In the Káli Basin in the Balaton Uplands, four of the eight settlements bordering each other (Balatonhenye, Köveskál, Kővágóörs, Monoszló) were inhabited by petty nobles belonging to the gentry, living in curial villages, with a great deal of autonomy, self-governance, and within the framework of their established legal norms and legal customs. They lost most of their privileges in the mid-19th century, but some of their old and new legal customs survived until the mid-20th century. The study reviews part of their extensive living conditions, essentially from the last third of the 18th century. The way of life in this region, known for high-quality grapes and livestock, has changed a lot in the more than 200 years. The study describes each typical component of this life in view of the provisions of established law, customary law, and legal customs.

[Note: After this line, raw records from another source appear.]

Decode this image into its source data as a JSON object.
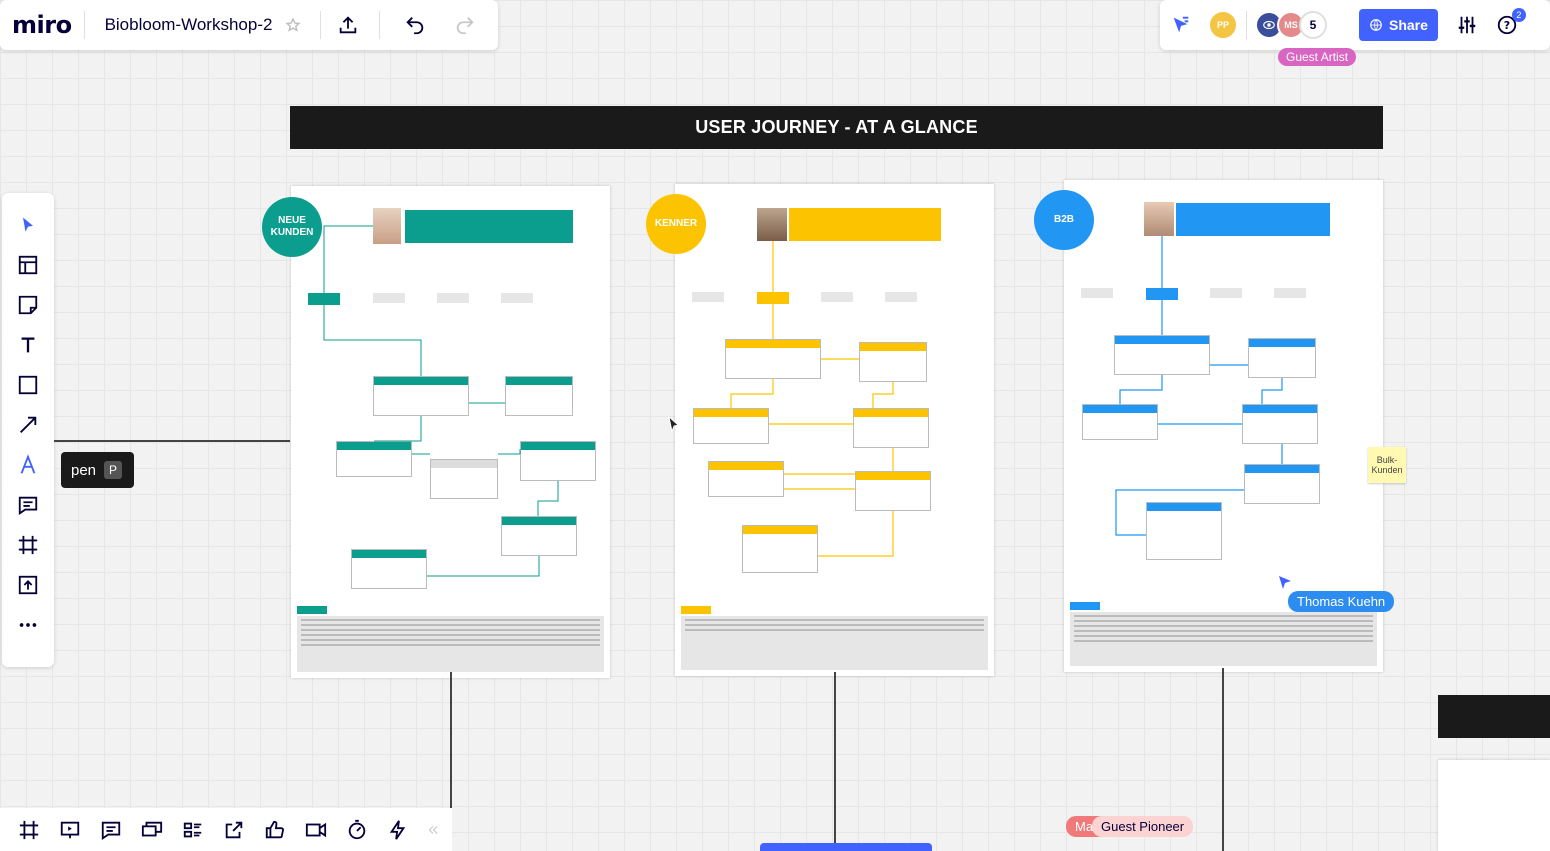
{
  "app": {
    "logo": "miro",
    "board_name": "Biobloom-Workshop-2"
  },
  "header": {
    "collaborator_count": "5",
    "avatar_pp": "PP",
    "avatar_ms": "MS",
    "share_label": "Share",
    "help_badge": "2"
  },
  "cursors": {
    "guest_artist": "Guest Artist",
    "thomas": "Thomas Kuehn",
    "guest_pioneer": "Guest Pioneer",
    "ma_prefix": "Ma"
  },
  "tooltip": {
    "label": "pen",
    "shortcut": "P"
  },
  "board": {
    "banner_title": "USER JOURNEY - AT A GLANCE",
    "personas": [
      {
        "badge": "NEUE KUNDEN",
        "color": "#0b9e8e"
      },
      {
        "badge": "KENNER",
        "color": "#fcc400"
      },
      {
        "badge": "B2B",
        "color": "#2196f3"
      }
    ],
    "sticky_note": "Bulk-Kunden"
  },
  "colors": {
    "accent": "#4262ff",
    "teal": "#0b9e8e",
    "yellow": "#fcc400",
    "blue": "#2196f3"
  }
}
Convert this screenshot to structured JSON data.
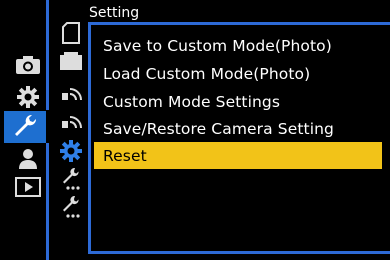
{
  "header": {
    "title": "Setting"
  },
  "main_tabs": [
    {
      "icon": "camera-icon",
      "label": "Photo"
    },
    {
      "icon": "gear-icon",
      "label": "Custom"
    },
    {
      "icon": "wrench-icon",
      "label": "Setup"
    },
    {
      "icon": "person-icon",
      "label": "My Menu"
    },
    {
      "icon": "playback-icon",
      "label": "Playback"
    }
  ],
  "sub_tabs": [
    {
      "icon": "card-icon"
    },
    {
      "icon": "monitor-icon"
    },
    {
      "icon": "wireless-icon"
    },
    {
      "icon": "wireless-icon"
    },
    {
      "icon": "gear-icon"
    },
    {
      "icon": "wrench-dots-icon"
    },
    {
      "icon": "wrench-dots-icon"
    }
  ],
  "menu": {
    "items": [
      {
        "label": "Save to Custom Mode(Photo)"
      },
      {
        "label": "Load Custom Mode(Photo)"
      },
      {
        "label": "Custom Mode Settings"
      },
      {
        "label": "Save/Restore Camera Setting"
      },
      {
        "label": "Reset"
      }
    ],
    "selected_index": 4
  },
  "colors": {
    "accent": "#2d6ad6",
    "highlight": "#f2c318",
    "background": "#000000"
  }
}
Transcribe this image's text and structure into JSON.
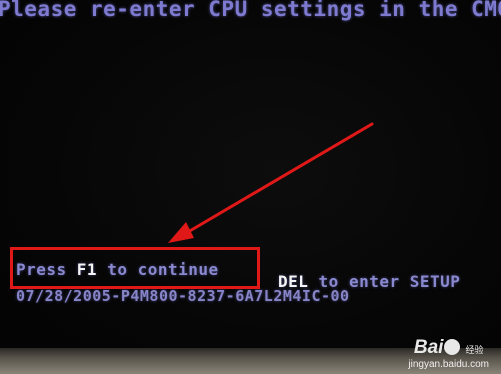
{
  "screen": {
    "top_message": "Please re-enter CPU settings in the CMO",
    "press_prefix": "Press ",
    "f1_key": "F1",
    "press_suffix": " to continue",
    "del_key": "DEL",
    "del_suffix": " to enter SETUP",
    "bios_string": "07/28/2005-P4M800-8237-6A7L2M4IC-00"
  },
  "watermark": {
    "logo_left": "Bai",
    "logo_right": "经验",
    "url": "jingyan.baidu.com"
  },
  "colors": {
    "background": "#050505",
    "bios_text": "#8a88cf",
    "key_highlight": "#f4f4f4",
    "annotation_red": "#e01818"
  }
}
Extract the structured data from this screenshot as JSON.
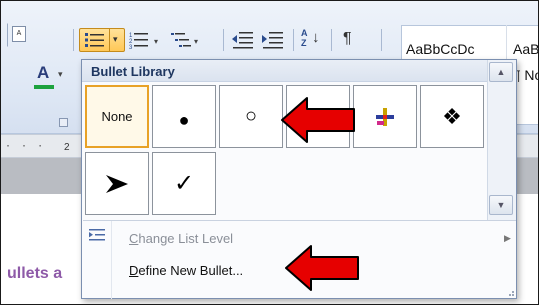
{
  "ribbon": {
    "styles": [
      "AaBbCcDc",
      "AaB"
    ],
    "style_second_row": "¶ No",
    "font_color_letter": "A",
    "sort_label": "A",
    "sort_label2": "Z",
    "pilcrow": "¶"
  },
  "ruler": {
    "marks": "· · ·",
    "number": "2"
  },
  "document": {
    "heading": "ullets a"
  },
  "bullet_library": {
    "title": "Bullet Library",
    "items": [
      {
        "label": "None",
        "icon": "none",
        "selected": true
      },
      {
        "glyph": "●",
        "icon": "filled-circle-bullet"
      },
      {
        "glyph": "○",
        "icon": "hollow-circle-bullet"
      },
      {
        "glyph": "",
        "icon": "hidden-bullet"
      },
      {
        "glyph": "",
        "icon": "colored-cross-bullet"
      },
      {
        "glyph": "❖",
        "icon": "diamond-cluster-bullet"
      },
      {
        "glyph": "➤",
        "icon": "arrowhead-bullet"
      },
      {
        "glyph": "✓",
        "icon": "checkmark-bullet"
      }
    ]
  },
  "menu": {
    "change_list_level": {
      "prefix": "C",
      "rest": "hange List Level",
      "enabled": false
    },
    "define_new_bullet": {
      "prefix": "D",
      "rest": "efine New Bullet...",
      "enabled": true
    }
  },
  "colors": {
    "annotation_arrow": "#e60000",
    "selection_border": "#e8a227",
    "accent_heading": "#8e5aa8"
  }
}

Considering legal distinctions, it addresses secular and ecclesiastical administration, legal relationships regarding vineyards, certain work customs, succession laws, and the vestiges of petty nobility that survived into the 20th century. The role of certain legal customs contrary or complementary to the laws (contra legem, praeter legem) is also mentioned. The study provides a brief overview, or at least a taste, of the special (petty noble) legal folklore of the Káli Basin, which is rich in legal customs.